Benedetto Croce: Poetry and Literature

"Great and varied, then, is the labor, the effort, and the thought of the man who wants to 'give names to things'" (131).  With this reference to Pythagoras by way of Cicero, Croce declares at once his intention, and his difficulty. If he felt the task before him to be monumental, that of "naming" poetry and literature as he did with some measure of success for "art", he clearly didn't pay attention to his contemporary Wittgenstein.  If he had, he would have known that the task is not difficult, but impossible.

It's a pity that Wittgenstein's ideas about the nature of language weren't published until the year after Croce's death (if I reckon correctly).  Perhaps reading the former's works would have opened the latter's eyes to the fact that what he determined about poetry, the experience, also applies to "Poetry", the word.  "The joy which everyone feels in a poem (as though the poem were the reader's own work; his own creation)", well-observed by Croce, is the same joy that he sought in "naming" poetry (84).  Perhaps it's a mercy that he died before realizing that his definitions, his names, were no more universal than the deeply personal joy of poetry itself.

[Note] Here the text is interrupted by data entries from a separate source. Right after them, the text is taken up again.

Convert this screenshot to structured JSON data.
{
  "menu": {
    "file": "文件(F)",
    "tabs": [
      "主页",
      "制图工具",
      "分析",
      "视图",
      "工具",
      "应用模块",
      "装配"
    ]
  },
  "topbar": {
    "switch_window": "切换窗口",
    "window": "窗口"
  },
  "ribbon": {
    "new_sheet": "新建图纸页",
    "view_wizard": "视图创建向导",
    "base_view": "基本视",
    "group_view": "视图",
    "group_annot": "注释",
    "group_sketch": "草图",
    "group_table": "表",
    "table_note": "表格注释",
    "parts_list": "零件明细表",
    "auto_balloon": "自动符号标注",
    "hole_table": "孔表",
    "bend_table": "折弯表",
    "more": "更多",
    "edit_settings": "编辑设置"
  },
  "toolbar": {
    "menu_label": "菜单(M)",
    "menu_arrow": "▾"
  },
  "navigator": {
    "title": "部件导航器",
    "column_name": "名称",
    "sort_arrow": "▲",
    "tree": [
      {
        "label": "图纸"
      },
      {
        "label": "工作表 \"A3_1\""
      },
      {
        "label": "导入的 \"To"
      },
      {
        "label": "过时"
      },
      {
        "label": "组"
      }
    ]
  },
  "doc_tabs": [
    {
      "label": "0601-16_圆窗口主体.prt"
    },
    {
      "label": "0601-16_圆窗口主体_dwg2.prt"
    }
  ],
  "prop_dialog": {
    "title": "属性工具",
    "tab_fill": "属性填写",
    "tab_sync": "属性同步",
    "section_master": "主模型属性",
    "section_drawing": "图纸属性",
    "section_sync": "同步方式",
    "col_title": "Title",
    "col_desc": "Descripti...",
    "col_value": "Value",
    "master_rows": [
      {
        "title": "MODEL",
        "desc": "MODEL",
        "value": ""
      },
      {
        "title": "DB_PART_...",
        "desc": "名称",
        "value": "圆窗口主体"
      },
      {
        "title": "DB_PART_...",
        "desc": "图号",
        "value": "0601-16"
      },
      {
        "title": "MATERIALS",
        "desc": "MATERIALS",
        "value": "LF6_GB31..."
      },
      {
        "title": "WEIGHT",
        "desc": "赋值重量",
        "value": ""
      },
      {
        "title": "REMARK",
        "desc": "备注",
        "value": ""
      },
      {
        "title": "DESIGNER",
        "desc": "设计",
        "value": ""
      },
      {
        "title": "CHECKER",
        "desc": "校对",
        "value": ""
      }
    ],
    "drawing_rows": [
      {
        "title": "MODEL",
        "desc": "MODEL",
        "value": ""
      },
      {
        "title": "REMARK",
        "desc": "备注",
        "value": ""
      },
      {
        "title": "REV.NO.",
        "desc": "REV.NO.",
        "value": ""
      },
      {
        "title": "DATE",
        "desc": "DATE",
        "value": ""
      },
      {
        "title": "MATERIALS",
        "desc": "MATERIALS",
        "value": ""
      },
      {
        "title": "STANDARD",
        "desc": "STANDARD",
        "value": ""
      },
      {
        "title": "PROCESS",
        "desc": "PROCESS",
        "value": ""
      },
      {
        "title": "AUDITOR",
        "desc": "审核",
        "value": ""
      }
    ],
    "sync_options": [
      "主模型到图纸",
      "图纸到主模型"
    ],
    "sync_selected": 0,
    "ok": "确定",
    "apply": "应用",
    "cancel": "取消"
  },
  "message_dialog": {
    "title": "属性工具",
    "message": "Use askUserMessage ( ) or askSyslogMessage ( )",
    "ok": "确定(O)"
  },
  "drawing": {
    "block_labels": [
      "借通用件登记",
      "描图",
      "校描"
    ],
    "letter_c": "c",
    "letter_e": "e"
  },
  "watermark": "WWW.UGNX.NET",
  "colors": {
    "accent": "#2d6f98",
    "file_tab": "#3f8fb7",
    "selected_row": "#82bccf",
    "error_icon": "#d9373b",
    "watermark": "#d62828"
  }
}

The words that Croce put on Poetry and Literature do not inspire in me the same moment of awakening that his words for Art did.  If anything, they seem to obfuscate the questions, backtracking on and losing the thread of his earlier work.  The beauty of his Aesthetic lay in its simplicity and clarity.  So successfully did he craft his word, that in the eyes of this reader he could simply have answered the question of poetry by saying "ditto".  If Art is the moment where the universal human moment finds union with the individual artistic expression, then how is Poetry any different, save in the medium?

As for this reader, Poetry is not the same as Art, though the two ideas overlap.  Croce correctly observes that poetry is "The rhythmization of the universe", just as painting is its visualization, and music its vibration (195).  But he is incorrect to stop there, for rhythm alone does not make poetry, it is but one level of that which makes something "poetic".  The texture, figurative language, structure, and music of a poetic work all lay upon each other in a marvelous palimpsest with other elements, and something is "poetic" in my mind to the exact degree that its layers are many and sympathetic to each other.  Something can accordingly be "poetic" without being "art", and vice versa.  The best, naturally, are those things that are both.

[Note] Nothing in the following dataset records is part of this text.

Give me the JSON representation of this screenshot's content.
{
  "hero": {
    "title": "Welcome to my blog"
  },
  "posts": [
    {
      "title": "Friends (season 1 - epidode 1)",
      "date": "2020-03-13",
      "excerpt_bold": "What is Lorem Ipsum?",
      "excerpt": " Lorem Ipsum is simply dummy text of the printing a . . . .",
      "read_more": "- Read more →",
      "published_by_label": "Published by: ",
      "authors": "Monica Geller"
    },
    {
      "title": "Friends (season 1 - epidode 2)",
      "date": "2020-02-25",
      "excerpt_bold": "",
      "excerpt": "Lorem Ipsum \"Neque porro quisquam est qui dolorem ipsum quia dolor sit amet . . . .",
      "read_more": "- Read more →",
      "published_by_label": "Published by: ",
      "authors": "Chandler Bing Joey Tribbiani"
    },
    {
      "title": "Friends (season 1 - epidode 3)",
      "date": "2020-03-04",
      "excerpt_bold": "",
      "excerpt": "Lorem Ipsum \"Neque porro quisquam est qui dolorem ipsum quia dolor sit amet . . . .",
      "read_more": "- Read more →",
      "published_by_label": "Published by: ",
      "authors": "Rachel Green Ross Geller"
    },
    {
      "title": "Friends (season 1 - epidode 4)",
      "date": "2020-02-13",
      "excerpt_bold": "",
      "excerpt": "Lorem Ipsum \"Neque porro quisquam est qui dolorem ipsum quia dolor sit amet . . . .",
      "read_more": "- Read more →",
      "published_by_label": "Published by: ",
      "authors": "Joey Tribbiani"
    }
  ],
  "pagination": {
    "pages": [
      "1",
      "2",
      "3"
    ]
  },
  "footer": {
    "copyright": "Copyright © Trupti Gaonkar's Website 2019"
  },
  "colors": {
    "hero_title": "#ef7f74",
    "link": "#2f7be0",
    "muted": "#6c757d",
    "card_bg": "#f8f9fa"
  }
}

And Croce further loses his way when adding the element of Literature to the mix.  This is a third miracle, independent of, but overlapping with, the other two.  Poetry and Art exist in a vacuum, in that they are moments unto themselves.  Literature is not; it is the very act of "Letters", of knowing, using, and connecting to the rest of existing human discourse.  A work is Literary to the exact degree that it connects with everything else, using the nature of its particular medium as the conductive material.

But if I were to assume that others experience the three miracles in the same way that I do, I would be making the same mistake Croce did.  It is only for me that Art is the miracle of expression, Poetry the miracle of plurality, and Literature the miracle of connection.  Whether proclaiming such is merely an act of cowardice in the light of its unprovability, and whether Croce wasn't a better man to have at least tried, is a matter that will have to remain open for now.